The Difference Between Commercial Real Estate and Residential Mortgage Loans
There are many differences between commercial real estate and residential mortgage loans and understanding these differences can help you succeed in the commercial property industry. You will want to know what types of things are different between the two types of loans as well as what to look out for when applying for one.
When applying for loans, you will need to go through an underwriting process where your information and reputation are looked at in different ways before the underwriter decides to lend you money. For residential loans, this will involve your personal financials as well as the value of the home-based on similar ones in the area.
For commercial property loans, underwriters will look at your personal and portfolio financials, the value of the property based on the cap rate and income supported by market comparables, and your record as a property investor.
Term and Amortization
Commercial real estate loans usually have a shorter term than the amortization whereas these things are usually the same with a residential loan. What this means is that while you may have a twenty-five-year amortization schedule, the time it would take you to pay it off with your standard payment amount, but only a five-year term in which to make full payment.

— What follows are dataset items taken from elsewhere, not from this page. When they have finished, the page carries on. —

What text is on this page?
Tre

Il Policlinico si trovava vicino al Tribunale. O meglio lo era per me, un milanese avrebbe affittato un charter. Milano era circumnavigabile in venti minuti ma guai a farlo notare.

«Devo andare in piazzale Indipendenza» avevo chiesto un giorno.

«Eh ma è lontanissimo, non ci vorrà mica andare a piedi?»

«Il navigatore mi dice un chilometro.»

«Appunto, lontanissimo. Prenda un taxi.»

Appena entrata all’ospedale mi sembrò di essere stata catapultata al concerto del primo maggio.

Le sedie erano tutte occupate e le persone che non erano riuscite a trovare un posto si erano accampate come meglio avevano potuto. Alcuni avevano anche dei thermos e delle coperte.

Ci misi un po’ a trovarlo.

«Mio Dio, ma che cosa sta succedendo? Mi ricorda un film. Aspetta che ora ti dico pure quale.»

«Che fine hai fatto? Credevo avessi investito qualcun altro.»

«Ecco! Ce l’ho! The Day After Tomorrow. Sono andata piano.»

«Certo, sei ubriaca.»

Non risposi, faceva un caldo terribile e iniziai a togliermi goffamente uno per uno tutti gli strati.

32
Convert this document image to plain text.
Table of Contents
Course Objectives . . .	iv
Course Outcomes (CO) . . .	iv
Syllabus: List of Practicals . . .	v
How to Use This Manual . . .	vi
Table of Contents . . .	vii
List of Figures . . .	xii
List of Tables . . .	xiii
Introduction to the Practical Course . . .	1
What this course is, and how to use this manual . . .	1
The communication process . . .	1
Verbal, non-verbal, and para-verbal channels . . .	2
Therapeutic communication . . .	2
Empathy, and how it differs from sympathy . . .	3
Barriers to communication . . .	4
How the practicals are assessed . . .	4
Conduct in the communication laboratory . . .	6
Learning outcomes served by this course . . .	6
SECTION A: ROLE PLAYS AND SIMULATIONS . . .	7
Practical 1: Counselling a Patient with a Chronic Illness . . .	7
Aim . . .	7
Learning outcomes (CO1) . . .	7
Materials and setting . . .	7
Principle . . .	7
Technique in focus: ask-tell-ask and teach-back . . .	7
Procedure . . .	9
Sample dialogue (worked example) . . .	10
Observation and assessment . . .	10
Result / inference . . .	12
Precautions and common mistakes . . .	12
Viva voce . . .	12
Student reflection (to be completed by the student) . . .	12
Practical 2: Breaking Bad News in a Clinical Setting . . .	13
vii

Some commercial loans will have a penalty, usually a higher interest rate, if you pay it back before the end of the term. These can be tough to navigate through the fine print, so it is a good idea to only take loans you want to pay on for the full term.
Pre-Approval vs Term Sheets
Buying residential property means that you are usually getting pre-approval on the loan and can finalize the terms once you have found a property. Buying commercial property, on the other hand, means that you have a term sheet that is dependent on the type of property you can get under contract.
The recourse involved in defaulting on a commercial versus residential mortgage can look very different as well. In residential properties, you lose your equity and home to the bank and in commercial properties, you lose your equity, the property and are usually liable for the full loan amount.
Purchasing commercial real estate is much different than buying residential property and moving from one kind of investment to the other can take a lot of research and reading find print. The more research you do into the ins and outs of real estate investment of any kind, the better return you are likely to see.